В начале января 1917 года командующий флотом вице-
адмирал А.В. Колчак утвердил схему блокады турецкого побережья, которая разделялась на три района: Восточный – от Трапезунда до мыса Чиви, протяженностью 160 миль; Средний – от мыса Чиви до Зунгулдака – 250 миль; Западный – от Зунгулдака до Босфора – 80 миль. В Восточном районе действовали эскадренные миноносцы, базирующиеся на Трапезунде и Батуме и еженедельно выходившие попарно в трехдневное крейсерство. В Среднем районе – эскадренные миноносцы, базирующиеся в Севастополе, выходившие каждые две недели попарно в двухдневное крейсерство. Блокадные действия в Западном районе возлагались на подводные лодки. Позже к этим районам прибавился еще один: от мыса Калиакра до мыса Тузла. Согласно этой инструкции, эскадренные миноносцы должны были подходить к турецкому побережью своего района с рассветом и, следуя вдоль берега, перехватывать суда противника, а на ночь уходить в море. На каждом эсминце, выходящем для блокадных действий, надлежало иметь от 20 до 30 человек призовой команды. В качестве приза предписывалось захватывать суда с ценным грузами – кожей, табаком, орехами, зерном.

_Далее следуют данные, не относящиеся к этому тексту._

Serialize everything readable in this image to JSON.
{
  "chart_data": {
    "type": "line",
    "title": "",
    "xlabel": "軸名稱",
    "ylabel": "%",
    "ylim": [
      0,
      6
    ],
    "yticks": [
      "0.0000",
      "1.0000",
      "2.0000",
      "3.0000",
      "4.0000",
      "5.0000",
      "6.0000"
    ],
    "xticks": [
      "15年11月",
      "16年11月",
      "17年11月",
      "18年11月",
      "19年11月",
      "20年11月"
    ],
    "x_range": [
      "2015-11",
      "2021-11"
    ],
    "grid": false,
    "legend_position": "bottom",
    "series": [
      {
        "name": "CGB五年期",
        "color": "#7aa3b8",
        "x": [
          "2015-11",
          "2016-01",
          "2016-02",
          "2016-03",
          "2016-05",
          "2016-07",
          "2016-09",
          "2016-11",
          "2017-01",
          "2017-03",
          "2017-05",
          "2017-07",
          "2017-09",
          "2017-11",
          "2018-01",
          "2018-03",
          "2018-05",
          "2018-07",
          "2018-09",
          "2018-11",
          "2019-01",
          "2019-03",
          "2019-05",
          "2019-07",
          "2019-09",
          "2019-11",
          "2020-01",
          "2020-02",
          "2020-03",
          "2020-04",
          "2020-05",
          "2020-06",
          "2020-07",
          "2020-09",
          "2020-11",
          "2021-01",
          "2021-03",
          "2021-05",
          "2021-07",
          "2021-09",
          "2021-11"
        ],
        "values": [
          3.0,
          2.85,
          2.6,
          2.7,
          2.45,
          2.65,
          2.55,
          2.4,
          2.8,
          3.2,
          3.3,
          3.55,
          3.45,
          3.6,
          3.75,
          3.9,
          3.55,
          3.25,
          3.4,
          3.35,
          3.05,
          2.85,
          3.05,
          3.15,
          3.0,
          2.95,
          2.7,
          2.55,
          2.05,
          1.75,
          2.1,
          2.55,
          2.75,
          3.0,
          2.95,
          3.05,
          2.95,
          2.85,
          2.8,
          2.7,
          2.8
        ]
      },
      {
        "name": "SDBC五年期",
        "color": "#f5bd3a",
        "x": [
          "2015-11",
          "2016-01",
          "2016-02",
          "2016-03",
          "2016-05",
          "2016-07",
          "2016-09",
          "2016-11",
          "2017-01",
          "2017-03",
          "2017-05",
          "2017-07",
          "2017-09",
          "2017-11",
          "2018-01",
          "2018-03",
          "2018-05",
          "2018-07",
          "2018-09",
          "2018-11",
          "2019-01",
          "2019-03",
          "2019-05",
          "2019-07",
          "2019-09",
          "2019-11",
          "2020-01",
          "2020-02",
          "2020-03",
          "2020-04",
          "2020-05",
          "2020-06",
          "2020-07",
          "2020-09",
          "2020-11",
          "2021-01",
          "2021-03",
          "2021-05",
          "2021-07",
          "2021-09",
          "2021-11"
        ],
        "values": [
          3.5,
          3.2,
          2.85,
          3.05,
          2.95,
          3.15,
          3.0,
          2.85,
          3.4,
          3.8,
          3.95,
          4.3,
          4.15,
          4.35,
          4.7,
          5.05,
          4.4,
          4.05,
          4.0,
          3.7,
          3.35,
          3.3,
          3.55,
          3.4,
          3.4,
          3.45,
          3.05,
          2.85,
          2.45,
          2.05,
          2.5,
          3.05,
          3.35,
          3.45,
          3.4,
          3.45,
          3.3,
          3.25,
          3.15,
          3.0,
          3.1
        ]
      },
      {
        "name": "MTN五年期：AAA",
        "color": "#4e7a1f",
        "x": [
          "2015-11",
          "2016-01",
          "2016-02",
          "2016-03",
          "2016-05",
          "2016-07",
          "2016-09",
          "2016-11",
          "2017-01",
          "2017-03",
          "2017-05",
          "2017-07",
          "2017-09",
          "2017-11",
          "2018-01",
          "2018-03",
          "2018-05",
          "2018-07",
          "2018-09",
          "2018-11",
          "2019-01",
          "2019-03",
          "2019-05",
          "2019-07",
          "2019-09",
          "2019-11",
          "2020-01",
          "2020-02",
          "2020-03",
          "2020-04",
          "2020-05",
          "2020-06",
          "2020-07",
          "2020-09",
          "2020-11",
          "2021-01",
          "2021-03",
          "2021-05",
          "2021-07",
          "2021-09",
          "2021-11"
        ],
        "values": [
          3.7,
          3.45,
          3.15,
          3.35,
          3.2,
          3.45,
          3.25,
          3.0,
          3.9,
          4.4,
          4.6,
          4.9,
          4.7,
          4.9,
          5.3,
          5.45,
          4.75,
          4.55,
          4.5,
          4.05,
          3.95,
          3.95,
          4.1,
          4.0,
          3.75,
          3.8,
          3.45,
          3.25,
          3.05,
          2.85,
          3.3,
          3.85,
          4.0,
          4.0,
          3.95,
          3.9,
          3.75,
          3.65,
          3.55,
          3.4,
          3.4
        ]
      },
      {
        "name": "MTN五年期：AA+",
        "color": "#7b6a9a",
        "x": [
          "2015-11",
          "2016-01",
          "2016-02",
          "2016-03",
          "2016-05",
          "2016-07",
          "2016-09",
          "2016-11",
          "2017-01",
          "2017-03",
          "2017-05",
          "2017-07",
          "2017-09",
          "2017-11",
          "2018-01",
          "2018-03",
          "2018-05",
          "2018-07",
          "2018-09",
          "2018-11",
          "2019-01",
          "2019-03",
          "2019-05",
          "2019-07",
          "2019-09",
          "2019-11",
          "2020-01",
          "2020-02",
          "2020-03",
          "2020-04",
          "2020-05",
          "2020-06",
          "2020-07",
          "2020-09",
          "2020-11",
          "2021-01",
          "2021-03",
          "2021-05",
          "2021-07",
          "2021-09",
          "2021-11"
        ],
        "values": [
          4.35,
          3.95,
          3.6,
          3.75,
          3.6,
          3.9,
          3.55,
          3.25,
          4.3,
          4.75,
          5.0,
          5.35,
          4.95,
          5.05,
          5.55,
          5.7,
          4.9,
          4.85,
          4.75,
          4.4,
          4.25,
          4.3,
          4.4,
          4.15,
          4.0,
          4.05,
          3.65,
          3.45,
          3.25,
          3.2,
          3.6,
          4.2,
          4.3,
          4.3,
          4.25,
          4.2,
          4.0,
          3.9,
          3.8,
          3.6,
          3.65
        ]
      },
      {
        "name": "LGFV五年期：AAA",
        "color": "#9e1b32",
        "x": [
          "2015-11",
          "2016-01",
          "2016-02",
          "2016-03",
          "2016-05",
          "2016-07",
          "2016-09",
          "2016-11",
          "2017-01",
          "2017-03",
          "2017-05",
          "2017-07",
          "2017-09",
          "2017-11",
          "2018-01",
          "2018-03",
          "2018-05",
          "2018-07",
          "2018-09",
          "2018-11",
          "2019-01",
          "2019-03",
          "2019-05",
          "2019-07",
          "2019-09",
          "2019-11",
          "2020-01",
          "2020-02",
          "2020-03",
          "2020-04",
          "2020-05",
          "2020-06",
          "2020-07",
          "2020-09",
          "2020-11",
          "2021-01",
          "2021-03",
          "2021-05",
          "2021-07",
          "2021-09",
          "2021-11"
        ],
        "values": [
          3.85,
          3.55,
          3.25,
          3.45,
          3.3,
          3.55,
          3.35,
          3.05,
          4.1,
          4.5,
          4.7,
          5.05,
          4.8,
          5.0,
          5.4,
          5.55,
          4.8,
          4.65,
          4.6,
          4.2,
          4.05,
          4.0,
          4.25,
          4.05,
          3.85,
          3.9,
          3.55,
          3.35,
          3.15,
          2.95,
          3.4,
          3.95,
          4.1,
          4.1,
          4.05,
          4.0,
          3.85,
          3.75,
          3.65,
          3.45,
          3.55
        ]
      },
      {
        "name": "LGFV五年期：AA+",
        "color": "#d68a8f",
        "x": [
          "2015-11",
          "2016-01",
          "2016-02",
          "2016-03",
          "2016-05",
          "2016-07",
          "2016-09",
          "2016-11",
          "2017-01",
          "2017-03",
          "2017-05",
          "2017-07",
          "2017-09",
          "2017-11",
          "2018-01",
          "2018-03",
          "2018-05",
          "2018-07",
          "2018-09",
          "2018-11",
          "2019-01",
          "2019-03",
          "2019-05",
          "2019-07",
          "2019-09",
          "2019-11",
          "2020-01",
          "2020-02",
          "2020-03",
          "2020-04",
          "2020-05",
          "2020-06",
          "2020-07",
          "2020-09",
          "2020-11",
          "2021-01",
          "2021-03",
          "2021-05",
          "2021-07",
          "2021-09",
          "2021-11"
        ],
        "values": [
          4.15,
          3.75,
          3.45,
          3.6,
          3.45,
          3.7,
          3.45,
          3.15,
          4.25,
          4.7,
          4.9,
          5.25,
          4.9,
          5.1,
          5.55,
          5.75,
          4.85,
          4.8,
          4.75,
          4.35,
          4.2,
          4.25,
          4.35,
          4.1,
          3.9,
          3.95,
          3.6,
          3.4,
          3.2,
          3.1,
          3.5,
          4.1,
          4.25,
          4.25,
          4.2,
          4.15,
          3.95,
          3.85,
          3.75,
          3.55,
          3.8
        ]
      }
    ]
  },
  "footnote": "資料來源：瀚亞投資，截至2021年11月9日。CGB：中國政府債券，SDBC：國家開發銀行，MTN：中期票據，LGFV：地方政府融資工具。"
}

Тяжелые зимние шторма ограничивали возможности выходов надводных кораблей, в том числе и эскадренных миноносцев, из Севастополя в район вражеского побережья, поэтому основная нагрузка легла на подводные лодки 1-го и 2-го дивизионов, не застаивавшихся у причалов. Перед Бригадой Черноморского Подплава, которой командовал капитан 1-го ранга В.Е. Клочковский, а флагманским штурманом был старший лейтенант М.В. Паруцкий, поставили задачу пресечения перевозок морем угля из Угольного района в Константинополь. С целью выполнения этой задачи уже 5 января 1917 года подводная лодка 2-го дивизиона «Кит» вышла в боевой поход, в котором 7 января уничтожила артиллерийским огнем турецкий парусник и две баржи с углем около устья реки Сакария, а в районе Кара-Су вынудила четыре шхуны выброситься на берег. 11 января «Кит» вернулся в Севастополь.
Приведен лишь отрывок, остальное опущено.